Taping up the body for the red coat was probably the hardest part of the project. All the errors in the black and white come back to haunt you. And, the examples online of other people’s projects are all a little bit different so, I found a couple I liked and used those as well as some hi-rez pics of the Frankenstrat to lay out the tape. It took a long time and I had to rework several areas. This is another part of the project where you can drive yourself crazy. In the end, I got it close enough.
Here it is in the spray booth getting its red coat. The trick was to get enough paint on it to look good but not to completely cover the black lines. The red coat Eddie put on wasn’t particularly thick so the black lines showing through is key to getting it “right”.
Taking the tape off was like opening presents on Christmas morning. The pattern is pretty close; there are some inconsistencies if you compare it side by side with the original but not many. And, you can still see the black lines under the red, which is what I was going for. All in all, better than I feared.
I let it dry for four days and then used a high rez pic to add in some wear details. Eddie’s guitar was pretty beat up by 1982, but I decided to not try to get too exact…another avoidable rabbit hole.
Once that was done, I wet sanded the whole thing with 2000 grit sand paper to smooth out the tape lines. And finally, I finished it off with a few coats of DupliColor Clear Coat to protect it.

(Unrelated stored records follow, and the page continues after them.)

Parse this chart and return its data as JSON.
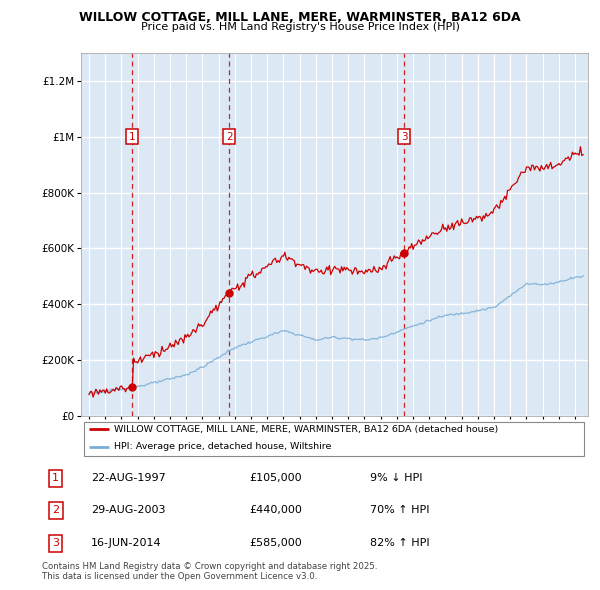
{
  "title": "WILLOW COTTAGE, MILL LANE, MERE, WARMINSTER, BA12 6DA",
  "subtitle": "Price paid vs. HM Land Registry's House Price Index (HPI)",
  "legend_label_red": "WILLOW COTTAGE, MILL LANE, MERE, WARMINSTER, BA12 6DA (detached house)",
  "legend_label_blue": "HPI: Average price, detached house, Wiltshire",
  "transactions": [
    {
      "num": 1,
      "date": "22-AUG-1997",
      "year": 1997.64,
      "price": 105000,
      "pct": "9% ↓ HPI"
    },
    {
      "num": 2,
      "date": "29-AUG-2003",
      "year": 2003.66,
      "price": 440000,
      "pct": "70% ↑ HPI"
    },
    {
      "num": 3,
      "date": "16-JUN-2014",
      "year": 2014.46,
      "price": 585000,
      "pct": "82% ↑ HPI"
    }
  ],
  "footnote": "Contains HM Land Registry data © Crown copyright and database right 2025.\nThis data is licensed under the Open Government Licence v3.0.",
  "ylim": [
    0,
    1300000
  ],
  "yticks": [
    0,
    200000,
    400000,
    600000,
    800000,
    1000000,
    1200000
  ],
  "xlim_start": 1994.5,
  "xlim_end": 2025.8,
  "background_color": "#dce9f5",
  "grid_color": "#ffffff",
  "red_line_color": "#cc0000",
  "blue_line_color": "#7aaed6"
}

While the body cured, I got to work on aging the neck. I used 800 grit sandpaper and some graphite powder. It took quite a bit of applying graphite and sanding to get it looking alright…it’s easy to over-do it. I’ve also heard brown shoe polish works well. The top is when it was new, the bottom is after some work.

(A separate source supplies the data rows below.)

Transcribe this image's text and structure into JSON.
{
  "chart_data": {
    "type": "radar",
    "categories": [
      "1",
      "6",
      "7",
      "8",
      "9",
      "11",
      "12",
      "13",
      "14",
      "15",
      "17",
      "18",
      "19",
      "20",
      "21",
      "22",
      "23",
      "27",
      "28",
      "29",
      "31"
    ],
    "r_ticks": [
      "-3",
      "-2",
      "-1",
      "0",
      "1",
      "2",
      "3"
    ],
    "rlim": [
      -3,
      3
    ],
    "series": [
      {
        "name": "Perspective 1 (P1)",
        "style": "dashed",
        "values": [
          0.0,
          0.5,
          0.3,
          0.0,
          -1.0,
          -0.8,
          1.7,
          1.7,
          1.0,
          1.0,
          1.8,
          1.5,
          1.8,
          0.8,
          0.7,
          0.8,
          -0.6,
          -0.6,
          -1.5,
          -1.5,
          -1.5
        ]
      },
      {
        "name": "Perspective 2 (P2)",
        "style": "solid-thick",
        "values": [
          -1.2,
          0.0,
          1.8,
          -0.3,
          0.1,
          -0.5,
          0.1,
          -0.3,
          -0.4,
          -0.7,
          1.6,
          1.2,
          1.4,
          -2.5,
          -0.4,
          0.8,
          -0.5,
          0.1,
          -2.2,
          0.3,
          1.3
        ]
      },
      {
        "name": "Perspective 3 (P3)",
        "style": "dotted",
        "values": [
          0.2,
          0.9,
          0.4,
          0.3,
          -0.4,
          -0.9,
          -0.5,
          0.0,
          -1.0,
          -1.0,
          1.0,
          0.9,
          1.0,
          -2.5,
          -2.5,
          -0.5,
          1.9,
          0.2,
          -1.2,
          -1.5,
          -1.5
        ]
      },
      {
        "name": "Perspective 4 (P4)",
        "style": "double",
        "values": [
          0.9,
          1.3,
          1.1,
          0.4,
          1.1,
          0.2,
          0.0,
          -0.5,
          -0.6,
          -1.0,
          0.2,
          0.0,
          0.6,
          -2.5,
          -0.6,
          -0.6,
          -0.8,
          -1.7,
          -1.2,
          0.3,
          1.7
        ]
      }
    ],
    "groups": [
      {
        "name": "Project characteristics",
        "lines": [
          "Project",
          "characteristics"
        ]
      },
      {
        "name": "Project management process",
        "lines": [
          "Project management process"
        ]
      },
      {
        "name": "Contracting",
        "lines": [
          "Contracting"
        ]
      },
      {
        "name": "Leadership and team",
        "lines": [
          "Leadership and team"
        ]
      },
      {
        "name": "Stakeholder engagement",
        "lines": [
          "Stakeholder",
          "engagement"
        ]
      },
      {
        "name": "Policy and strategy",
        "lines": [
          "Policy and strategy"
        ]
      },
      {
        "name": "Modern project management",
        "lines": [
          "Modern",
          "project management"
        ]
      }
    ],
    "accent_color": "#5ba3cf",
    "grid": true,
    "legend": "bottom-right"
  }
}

One of the distinctive aspects of the headstock is the cigarette burns. Eddie often put his cigs under the strings between his tuning pegs and sometimes they’d burn down and mark the headstock. So, I got some smokes from my mom and replicated the burns.
And, with that it’s ready to head off to the guitar builder to get set up!
While I was waiting, I got to work on the quarter. The quarter is a 1971 from the Denver Mint. There were also 1971 quarters from the Philadelphia mint, but they’re missing the D mint mark to the right of George’s pony tail. The quarter was originally screwed to the body to help keep the original Floyd Rose tremolo (without fine tuners) stay flush with the body when the guitar was drop-tuned. Eddie could swivel the quarter into place when needed. After adding the updated Floyd Rose that stayed in tune, he didn’t need the quarter anymore so he just screwed it into place. It ended up with one large hole in the center, three smaller holes, two of which have screws. Who knows what the size of the holes are, so after a little research I settled on 9/64″ for the large hole in the middle and 1/8″ for the small holes. There’s also a notch above the I in Liberty.
The guitar builder I chose (Mark at Arnquist Musical Designs) was introduced to me by a buddy of mine. As it turns out, Mark hails from the same Southern California stomping grounds as the Van Halens (and your’s truly) and actually worked on Eddie’s original Frankenstrat. Apparently Eddie was pretty much a hack and couldn’t really solder, so Mark cleaned that up among other things. He also had some cool stories about how the drop tuning came about and the music scene in LA in the 70s an 80s.
Here’s Mark in his shop when I picked up my assembled guitar.
The only thing left to do was add the reflectors to the back and, finally, the 1971 quarter to the front. And, here’s the finished product…
Thanks to Mark for the build and Viktor for answering all my questions.